Another, maybe sequel.
20AF5D46-AAB6-43B1-A2AA-B108BA9EDD28.jpeg
 

bluelady

Veteran Member
I'm not a big fan of strange, and especially not of dark. But here's a couple:

"The Age of Adaline": fantasy/romance about a woman who lives at the age of 29 for 80 years (Harrison Ford and setting in San Francisco are plusses for me)

"Warlock Moon" (on YouTube): No warlocks, no moons. Very low budget & badly cheesy 70's horror, filmed in Livermore, CA. Cast includes Laurie Walters (Eight is Enough), Joe Spano (NCIS & more), and my uncle as the unfortunate hunter. I went to the premier where they handed out souvenir plates like in the 30's: a paper plate with a printed sticker; still have it. :)
 

Texican

Live Free & Die Free.... God Freedom Country....

The hero Wizard tells his Wizard brother: "Here's one that Mother never taught you as he pulls out a 45 and shoots his brother in the head."

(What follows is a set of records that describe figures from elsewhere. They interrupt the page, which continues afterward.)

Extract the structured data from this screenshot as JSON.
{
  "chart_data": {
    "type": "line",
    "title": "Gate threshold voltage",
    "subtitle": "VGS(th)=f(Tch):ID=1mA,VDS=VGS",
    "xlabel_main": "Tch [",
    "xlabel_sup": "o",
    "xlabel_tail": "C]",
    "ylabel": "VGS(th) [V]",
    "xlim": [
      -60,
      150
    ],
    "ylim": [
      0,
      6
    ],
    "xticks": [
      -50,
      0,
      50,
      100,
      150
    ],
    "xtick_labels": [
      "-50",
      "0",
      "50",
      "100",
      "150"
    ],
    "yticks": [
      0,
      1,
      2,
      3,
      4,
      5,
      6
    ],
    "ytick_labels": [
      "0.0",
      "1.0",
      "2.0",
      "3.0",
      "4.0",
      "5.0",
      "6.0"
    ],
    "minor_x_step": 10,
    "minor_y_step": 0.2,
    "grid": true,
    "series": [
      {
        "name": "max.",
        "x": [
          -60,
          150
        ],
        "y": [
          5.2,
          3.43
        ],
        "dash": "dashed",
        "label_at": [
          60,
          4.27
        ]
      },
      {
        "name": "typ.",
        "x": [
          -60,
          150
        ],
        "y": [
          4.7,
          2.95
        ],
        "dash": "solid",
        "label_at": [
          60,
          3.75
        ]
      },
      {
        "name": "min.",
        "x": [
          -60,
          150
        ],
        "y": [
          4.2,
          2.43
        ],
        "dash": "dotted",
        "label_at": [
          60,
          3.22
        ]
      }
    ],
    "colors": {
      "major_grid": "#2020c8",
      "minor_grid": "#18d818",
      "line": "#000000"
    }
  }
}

Permanently ended that conflict.

Texican....
 

Texican

Live Free & Die Free.... God Freedom Country....
Back when there were drive-ins at Texas Stadium (Irving), The future DW and I went to the drive-in to watch a couple of movies.

One of the movies was "Its Alive", which if not the worse weird strange movies every made, it had to be in the top 3.

Texican....
 

Greybeard7

Veteran Member
World Gone Wild with Bruce Dern, Michael Pare, Catherine Mary Stewart and Adam Ant.
1987 post apocalypse movie
Brief summary from the website:
"In the nuclear ravaged wasteland of Earth 2087 water is as precious as life itself. The isolated Lost Wells outpost survived the holocaust and the inhabitants guard the source of their existence. Now an evil cult of renegades want control of their valuable water supply. And the villagers are no match for such brute military force. Only one man can help the stricken community - a mercenary living in a distant cannibal city. But even he, and his strange henchmen, may not be able to survive in the world gone wild."

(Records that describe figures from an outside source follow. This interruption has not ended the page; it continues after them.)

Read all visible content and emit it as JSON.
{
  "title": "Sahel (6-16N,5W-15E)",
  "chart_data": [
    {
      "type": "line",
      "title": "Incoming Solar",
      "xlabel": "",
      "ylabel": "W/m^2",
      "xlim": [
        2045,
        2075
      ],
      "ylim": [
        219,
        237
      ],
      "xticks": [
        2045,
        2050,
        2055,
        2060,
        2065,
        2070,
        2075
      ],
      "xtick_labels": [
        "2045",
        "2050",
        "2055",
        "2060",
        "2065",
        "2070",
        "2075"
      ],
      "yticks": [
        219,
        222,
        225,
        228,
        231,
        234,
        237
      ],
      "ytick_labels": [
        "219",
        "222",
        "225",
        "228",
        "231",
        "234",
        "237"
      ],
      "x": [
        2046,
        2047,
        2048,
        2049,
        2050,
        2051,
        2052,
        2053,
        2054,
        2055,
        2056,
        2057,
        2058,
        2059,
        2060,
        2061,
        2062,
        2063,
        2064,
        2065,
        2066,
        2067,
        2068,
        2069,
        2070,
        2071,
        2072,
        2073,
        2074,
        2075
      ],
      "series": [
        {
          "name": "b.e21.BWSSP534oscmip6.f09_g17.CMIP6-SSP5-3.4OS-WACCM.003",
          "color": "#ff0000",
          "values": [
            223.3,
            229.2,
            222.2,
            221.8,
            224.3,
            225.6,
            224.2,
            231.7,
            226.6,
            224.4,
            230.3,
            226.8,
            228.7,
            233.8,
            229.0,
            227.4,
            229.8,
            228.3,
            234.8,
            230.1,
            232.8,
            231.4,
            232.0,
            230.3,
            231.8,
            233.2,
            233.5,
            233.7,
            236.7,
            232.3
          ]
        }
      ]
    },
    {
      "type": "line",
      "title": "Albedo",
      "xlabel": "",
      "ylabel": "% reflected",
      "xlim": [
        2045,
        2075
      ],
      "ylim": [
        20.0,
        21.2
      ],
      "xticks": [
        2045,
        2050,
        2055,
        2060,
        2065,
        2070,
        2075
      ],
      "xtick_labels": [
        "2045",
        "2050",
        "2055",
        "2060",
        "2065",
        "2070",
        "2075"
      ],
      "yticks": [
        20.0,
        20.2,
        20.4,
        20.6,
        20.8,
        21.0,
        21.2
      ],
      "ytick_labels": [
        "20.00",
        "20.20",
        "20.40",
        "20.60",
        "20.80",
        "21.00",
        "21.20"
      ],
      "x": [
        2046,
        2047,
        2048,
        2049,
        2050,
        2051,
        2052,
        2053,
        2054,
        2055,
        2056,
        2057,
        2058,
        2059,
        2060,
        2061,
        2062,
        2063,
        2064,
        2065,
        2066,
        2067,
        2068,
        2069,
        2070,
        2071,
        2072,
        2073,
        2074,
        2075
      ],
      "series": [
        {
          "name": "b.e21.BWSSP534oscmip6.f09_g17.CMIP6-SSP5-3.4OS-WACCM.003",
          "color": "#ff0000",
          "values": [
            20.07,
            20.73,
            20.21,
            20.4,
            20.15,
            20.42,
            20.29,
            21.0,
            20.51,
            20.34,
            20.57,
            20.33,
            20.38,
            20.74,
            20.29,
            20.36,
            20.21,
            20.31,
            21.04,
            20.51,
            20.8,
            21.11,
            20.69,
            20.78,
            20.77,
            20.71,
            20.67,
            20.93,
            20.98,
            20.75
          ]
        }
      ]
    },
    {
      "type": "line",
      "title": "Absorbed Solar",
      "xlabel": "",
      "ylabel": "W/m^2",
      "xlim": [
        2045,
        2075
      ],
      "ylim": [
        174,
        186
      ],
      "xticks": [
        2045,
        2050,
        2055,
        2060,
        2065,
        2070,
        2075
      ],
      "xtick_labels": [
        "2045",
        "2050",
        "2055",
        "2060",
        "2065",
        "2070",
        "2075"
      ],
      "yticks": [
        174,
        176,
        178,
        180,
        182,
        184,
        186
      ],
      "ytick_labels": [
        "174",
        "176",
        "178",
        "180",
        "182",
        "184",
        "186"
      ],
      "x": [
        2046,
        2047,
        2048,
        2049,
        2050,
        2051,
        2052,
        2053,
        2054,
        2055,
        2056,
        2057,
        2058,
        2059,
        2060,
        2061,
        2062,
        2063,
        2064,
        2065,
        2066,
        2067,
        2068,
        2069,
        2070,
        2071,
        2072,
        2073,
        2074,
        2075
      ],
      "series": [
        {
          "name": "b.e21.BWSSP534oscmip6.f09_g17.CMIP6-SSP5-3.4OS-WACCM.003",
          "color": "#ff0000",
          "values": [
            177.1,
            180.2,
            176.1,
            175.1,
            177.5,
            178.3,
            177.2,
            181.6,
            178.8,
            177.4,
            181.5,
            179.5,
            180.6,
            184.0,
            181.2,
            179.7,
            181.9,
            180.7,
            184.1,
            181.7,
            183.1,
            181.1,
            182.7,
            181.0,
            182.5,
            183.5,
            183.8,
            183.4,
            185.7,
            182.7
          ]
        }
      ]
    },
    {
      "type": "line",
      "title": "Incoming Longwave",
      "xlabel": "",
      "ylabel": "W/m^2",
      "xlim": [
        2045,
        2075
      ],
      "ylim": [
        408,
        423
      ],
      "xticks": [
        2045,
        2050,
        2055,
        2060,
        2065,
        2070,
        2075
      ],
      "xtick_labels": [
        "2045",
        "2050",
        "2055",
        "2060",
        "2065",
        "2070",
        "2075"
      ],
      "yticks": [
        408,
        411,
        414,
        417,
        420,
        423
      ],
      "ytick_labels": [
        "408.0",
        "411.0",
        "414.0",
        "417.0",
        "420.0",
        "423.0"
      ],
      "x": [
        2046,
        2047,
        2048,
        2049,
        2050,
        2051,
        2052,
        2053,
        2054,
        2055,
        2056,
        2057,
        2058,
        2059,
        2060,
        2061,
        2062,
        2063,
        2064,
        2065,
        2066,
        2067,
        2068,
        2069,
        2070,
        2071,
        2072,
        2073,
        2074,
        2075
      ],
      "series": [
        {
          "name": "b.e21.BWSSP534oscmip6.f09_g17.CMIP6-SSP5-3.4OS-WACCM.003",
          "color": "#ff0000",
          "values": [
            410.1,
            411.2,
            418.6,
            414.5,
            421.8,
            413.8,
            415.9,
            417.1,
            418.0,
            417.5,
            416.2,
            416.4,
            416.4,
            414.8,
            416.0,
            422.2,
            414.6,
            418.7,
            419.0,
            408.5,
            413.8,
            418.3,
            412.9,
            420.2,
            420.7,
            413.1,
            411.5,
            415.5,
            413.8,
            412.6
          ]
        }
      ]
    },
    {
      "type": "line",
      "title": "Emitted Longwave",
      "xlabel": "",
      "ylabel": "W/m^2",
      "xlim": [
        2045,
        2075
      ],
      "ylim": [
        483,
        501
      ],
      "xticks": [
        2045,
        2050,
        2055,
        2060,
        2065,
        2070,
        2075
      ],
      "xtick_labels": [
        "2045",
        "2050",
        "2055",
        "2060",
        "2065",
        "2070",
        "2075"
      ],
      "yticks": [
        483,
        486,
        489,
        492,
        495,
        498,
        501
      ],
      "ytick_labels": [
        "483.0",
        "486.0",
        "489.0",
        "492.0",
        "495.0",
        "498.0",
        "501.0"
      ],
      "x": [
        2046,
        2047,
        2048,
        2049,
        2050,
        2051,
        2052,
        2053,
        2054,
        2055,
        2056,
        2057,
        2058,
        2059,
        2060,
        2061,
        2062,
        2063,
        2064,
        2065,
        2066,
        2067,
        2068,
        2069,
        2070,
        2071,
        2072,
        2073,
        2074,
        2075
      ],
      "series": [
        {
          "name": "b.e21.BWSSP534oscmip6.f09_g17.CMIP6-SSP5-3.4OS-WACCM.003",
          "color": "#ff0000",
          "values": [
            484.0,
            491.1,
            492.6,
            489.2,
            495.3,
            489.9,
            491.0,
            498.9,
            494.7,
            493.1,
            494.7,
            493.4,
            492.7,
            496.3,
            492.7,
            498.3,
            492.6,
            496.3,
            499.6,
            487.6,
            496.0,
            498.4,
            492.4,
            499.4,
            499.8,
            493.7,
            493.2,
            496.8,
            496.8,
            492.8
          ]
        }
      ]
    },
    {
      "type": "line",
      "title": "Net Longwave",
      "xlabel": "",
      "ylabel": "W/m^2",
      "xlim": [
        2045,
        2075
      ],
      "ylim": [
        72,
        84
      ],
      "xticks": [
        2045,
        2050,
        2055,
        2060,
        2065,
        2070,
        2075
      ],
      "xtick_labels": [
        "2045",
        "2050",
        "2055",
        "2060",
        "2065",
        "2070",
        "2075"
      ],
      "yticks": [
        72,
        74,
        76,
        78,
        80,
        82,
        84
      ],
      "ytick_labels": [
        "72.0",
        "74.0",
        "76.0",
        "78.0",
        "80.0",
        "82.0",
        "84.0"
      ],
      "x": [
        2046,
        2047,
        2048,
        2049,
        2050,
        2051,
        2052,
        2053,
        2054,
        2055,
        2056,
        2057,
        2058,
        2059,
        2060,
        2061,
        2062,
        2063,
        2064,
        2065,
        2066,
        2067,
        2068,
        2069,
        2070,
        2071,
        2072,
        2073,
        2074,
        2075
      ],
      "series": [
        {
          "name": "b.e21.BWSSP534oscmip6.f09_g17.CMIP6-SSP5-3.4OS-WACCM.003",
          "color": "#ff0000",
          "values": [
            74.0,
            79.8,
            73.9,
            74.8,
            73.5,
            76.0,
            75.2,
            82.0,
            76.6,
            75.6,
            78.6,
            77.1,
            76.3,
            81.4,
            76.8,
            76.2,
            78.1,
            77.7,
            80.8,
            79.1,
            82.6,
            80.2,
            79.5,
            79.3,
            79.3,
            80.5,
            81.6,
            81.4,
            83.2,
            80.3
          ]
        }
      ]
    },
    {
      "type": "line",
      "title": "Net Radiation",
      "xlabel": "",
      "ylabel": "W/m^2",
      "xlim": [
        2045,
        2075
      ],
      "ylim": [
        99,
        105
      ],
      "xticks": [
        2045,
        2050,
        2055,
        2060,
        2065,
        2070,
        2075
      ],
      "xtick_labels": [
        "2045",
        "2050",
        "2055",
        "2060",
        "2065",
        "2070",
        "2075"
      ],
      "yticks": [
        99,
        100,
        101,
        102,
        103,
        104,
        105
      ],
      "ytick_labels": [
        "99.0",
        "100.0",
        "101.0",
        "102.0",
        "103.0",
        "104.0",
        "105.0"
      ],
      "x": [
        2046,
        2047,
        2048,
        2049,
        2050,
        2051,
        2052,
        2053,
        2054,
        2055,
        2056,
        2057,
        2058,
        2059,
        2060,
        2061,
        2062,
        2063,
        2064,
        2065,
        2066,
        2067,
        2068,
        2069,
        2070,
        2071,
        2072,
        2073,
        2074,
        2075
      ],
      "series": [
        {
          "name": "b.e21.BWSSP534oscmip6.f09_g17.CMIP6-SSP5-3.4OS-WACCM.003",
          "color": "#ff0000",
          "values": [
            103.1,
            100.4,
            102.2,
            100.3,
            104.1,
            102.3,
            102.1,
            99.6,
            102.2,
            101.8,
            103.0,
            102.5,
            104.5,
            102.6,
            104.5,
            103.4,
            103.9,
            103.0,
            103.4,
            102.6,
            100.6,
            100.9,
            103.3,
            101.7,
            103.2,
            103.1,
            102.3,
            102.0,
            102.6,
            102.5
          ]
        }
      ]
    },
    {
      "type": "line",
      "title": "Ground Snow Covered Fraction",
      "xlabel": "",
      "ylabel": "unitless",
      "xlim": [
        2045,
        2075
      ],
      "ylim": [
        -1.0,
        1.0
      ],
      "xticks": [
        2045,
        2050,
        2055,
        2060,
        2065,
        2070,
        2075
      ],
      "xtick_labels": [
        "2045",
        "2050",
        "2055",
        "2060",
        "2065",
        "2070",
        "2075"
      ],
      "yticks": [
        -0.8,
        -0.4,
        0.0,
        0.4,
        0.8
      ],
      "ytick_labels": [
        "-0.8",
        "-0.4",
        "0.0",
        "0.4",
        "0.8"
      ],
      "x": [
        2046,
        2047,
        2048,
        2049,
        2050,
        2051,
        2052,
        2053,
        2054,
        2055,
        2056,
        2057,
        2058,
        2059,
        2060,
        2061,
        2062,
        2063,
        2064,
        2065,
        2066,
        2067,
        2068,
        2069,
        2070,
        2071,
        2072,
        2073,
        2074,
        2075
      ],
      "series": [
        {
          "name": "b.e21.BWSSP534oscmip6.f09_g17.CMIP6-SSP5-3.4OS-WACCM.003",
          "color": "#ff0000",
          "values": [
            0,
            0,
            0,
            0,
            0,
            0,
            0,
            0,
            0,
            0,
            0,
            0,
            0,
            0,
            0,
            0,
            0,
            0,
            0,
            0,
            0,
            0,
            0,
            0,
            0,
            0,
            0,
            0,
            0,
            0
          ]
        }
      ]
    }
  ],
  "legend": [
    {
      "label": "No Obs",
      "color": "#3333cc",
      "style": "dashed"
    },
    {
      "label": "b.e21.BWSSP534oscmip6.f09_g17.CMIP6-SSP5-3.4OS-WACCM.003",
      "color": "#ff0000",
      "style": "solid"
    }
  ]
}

World Gone Wild (1987) - IMDb

My favorite line, Bruce Derns character to Michael Pares character after a click instead of a boom.
"Magic work much better when there be bullet in the gun. Asshole."

Cheesy, light apocalypse flick, but a fun look back at the genre in the 1980s. Some funny lines to keep it light.

ETA: Couldn't find it with a search on Amazon Prime or ROKU, but did find the whole movie on YouTube.